As detailed here, a really quick and dirty way to figure out the mass of a spacecraft is to multiply it’s volume by it’s average density. Some of the example densities given are 0.28 ton/m^3 for commercial airliners, 0.35 ton/m^3 for fighter aircraft, 0.5-0.6 ton/m^3 for modern warships, and 0.9 ton/m^3 for submarines.
So if you lack a more in-depth study on what your spacecraft’s mass would be, you can always do that. If not to the entire spacecraft, even to just a part of it.

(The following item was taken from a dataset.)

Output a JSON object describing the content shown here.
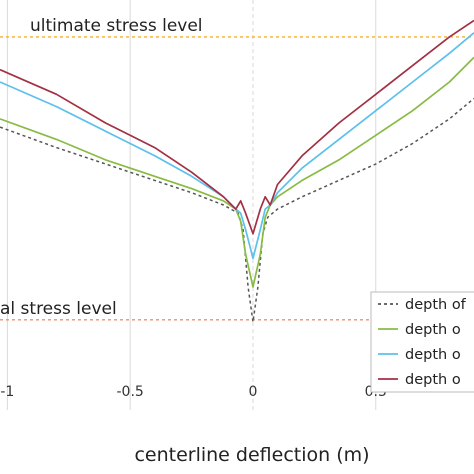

However, I didn’t see any actual spacecraft on the list, but Orbiter provides an easy platform to find out several values, since it contains meshes (from which volume can be deduced), a tool to measure the volume of the mesh, and multiple examples.
So;
STS orbiter- 0.088 ton/m^3
ISS- 0.074 ton/m^3
Mir- 0.175 ton/m^3
HST- 0.061 ton/m^3
STS ET- 0.011 ton/m^3*
STS SRB- 0.206 ton/m^3*
Leonardo MPLM- 0.058 ton/m^3
LDEF - 0.049 ton/m^3
S-IC - 0.05 ton/m^3*
And some fictional examples:
DeltaGlider- 0.049 ton/m^3
ShuttleA- 0.045 ton/m^3
Dragonfly- 0.101 ton/m^3
Carina- 1.666 ton/m^3
*Large portion of volume is dedicated to propellant.
Which yields some interestingly low numbers (except for Carina, which is denser than a submarine). Of course, I was a little less patient with Mesh Wizard, so the numbers aren’t as accurate as they could be.
I would like to see a table with the New Eden spaceships density. Anyone have something similar?